The Impact of DACA and Its Impending Status on Recipients
Title: DACA Recipients’ Livelihoods, Families, and Sense of Security Are at Stake This November
Source: Center for American Progress
Authors: Tom K. Wong, Sanaa Abrar, Claudia Flores, Tom Jawetz, Ignacia Rodriguez Kmec, Greisa Martinez Rosas, Holly Straut-Eppsteiner, and Philip E. Wolgin
In a recent article published by the Center for American Progress (CAP), Tom Wong and collaborators published the results of a survey on the economic and educational outcomes of individuals protected under the Obama-era Deferred Action for Childhood Arrivals (DACA) policy.
The national survey has been fielded every August for the past five consecutive years, eliciting 1,105 DACA respondents in its most recent iteration. Results suggest DACA provides favorable outcomes for its recipients, with 96 percent currently employed or enrolled in college.
New data collected from the survey reveals the consequences recipients fear should DACA be terminated and they be deported. Ninety-three percent of DACA recipients indicate healthcare, food, personal safety, and homelessness were significant concerns they and their families would encounter in their country of birth. On average, recipients were six years old when they arrived in the United States, and nearly seven in 10 reported that they do not have a relative presently residing in their country of birth.
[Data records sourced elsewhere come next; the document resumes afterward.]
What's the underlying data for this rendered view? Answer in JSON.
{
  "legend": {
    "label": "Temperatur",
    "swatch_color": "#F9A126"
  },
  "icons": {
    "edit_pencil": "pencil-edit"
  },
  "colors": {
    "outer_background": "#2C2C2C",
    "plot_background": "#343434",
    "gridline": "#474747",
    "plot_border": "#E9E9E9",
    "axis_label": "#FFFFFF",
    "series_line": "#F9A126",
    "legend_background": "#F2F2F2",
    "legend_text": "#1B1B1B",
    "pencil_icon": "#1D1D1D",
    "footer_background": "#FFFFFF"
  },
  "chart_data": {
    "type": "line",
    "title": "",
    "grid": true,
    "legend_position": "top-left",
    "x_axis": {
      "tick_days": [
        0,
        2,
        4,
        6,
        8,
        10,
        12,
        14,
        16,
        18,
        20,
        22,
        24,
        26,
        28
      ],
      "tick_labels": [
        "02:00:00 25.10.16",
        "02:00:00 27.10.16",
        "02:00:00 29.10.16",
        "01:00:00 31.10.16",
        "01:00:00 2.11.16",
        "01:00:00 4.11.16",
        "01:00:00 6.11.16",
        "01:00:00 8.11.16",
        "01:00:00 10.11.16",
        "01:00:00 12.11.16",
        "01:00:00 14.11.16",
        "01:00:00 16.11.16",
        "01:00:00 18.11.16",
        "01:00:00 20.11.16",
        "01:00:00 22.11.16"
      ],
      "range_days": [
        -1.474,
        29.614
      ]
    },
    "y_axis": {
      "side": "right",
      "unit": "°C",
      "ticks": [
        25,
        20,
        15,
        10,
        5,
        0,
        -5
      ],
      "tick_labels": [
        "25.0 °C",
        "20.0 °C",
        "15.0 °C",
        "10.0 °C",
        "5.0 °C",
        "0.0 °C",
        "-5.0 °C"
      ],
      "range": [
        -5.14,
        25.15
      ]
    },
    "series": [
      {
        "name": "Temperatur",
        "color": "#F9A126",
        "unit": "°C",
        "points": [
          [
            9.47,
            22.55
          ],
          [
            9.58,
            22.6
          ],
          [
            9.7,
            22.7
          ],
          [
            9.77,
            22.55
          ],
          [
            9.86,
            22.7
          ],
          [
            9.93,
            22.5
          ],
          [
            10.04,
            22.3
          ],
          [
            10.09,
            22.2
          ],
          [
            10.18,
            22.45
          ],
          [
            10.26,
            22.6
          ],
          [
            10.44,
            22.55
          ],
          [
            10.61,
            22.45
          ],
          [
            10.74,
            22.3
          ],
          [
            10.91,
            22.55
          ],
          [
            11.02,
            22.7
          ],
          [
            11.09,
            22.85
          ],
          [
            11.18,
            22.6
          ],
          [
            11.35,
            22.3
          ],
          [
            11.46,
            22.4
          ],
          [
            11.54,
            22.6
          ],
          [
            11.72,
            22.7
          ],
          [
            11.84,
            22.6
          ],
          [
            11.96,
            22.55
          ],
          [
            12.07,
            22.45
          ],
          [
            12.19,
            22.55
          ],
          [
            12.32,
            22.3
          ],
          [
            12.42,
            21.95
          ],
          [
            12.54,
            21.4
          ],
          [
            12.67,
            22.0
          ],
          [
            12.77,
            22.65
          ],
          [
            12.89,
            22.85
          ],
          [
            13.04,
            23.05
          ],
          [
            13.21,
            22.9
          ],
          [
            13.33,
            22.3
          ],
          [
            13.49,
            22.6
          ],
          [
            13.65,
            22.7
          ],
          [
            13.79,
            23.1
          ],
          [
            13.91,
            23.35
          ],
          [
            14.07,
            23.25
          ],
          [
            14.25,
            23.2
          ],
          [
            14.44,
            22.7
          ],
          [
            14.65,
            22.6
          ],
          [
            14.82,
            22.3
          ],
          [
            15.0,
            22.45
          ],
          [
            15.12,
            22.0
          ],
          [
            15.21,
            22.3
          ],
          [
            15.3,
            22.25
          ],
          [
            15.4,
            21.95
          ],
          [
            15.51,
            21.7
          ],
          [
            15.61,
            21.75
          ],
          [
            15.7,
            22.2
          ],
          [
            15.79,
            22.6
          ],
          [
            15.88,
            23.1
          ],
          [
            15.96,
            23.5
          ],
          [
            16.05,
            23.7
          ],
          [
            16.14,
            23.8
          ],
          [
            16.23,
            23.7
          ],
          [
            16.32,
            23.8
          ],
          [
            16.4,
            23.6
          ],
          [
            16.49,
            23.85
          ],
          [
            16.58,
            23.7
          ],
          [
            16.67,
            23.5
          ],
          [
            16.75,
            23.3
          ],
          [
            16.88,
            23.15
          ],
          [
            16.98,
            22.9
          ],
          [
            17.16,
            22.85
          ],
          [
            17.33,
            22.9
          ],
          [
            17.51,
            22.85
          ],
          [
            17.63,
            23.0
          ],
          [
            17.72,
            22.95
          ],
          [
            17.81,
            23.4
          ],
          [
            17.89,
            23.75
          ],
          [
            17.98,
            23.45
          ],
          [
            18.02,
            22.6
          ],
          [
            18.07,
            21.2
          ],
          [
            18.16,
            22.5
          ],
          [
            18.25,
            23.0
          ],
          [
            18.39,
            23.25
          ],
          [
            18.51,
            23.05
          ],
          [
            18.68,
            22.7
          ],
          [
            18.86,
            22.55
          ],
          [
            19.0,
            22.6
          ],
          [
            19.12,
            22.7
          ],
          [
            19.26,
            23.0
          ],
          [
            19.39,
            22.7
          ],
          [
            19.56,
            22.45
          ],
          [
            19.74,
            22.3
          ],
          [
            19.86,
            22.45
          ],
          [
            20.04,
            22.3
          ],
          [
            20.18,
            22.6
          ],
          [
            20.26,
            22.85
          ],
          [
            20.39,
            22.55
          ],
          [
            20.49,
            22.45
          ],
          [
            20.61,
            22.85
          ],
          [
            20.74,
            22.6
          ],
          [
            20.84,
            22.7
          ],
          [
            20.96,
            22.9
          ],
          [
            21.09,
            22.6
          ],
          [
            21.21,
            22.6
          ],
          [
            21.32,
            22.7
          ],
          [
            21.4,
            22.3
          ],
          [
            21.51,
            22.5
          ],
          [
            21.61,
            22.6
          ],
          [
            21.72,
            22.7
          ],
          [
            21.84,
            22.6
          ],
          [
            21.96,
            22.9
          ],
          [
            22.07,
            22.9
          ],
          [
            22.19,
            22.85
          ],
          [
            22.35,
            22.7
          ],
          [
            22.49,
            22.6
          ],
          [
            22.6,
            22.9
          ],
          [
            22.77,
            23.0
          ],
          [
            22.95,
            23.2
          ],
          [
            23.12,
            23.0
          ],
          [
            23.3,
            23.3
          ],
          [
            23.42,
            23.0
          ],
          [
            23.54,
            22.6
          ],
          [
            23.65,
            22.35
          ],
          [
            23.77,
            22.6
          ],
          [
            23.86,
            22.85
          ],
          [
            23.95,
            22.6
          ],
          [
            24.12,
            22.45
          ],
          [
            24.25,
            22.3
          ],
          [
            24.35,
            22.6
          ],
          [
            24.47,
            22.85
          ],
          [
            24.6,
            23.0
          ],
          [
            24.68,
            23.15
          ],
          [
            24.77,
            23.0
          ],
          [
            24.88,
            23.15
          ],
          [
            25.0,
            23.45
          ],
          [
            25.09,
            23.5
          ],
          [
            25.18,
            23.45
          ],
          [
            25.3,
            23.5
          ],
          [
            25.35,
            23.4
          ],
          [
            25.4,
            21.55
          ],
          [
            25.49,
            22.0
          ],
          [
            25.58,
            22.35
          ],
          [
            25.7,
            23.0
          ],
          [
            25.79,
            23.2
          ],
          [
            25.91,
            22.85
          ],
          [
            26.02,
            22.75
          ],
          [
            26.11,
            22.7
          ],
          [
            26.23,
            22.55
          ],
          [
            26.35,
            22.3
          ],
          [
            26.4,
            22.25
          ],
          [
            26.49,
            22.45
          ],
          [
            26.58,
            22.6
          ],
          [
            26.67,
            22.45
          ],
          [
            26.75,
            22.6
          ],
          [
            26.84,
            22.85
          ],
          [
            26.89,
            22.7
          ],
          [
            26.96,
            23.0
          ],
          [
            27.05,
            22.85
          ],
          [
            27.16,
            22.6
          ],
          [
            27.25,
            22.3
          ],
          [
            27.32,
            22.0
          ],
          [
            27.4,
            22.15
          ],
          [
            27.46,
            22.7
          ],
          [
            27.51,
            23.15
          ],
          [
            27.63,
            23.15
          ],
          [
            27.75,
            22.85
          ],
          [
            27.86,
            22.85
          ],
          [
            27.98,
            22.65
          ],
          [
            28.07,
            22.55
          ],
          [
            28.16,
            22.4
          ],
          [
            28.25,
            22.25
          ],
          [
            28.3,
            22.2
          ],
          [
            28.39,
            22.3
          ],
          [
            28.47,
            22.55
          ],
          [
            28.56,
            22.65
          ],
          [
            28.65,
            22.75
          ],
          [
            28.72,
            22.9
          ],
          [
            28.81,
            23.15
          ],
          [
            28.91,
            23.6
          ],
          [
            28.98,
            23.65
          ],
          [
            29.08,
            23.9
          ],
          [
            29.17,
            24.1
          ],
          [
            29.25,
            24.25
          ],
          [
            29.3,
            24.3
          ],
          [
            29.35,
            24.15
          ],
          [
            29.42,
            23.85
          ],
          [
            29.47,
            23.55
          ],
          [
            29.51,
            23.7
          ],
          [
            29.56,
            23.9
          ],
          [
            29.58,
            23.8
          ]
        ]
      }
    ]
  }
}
Given the status of DACA, these survey results are timely. President Trump rescinded DACA in 2017 but it has been kept alive by court decisions, leaving Dreamers in a political and legal limbo. ACE, along with 43 other organizations, filed an amicus brief Oct. 4 with the U.S. Supreme Court, which will hear oral arguments Nov. 12 on the Trump administration’s decision to end DACA.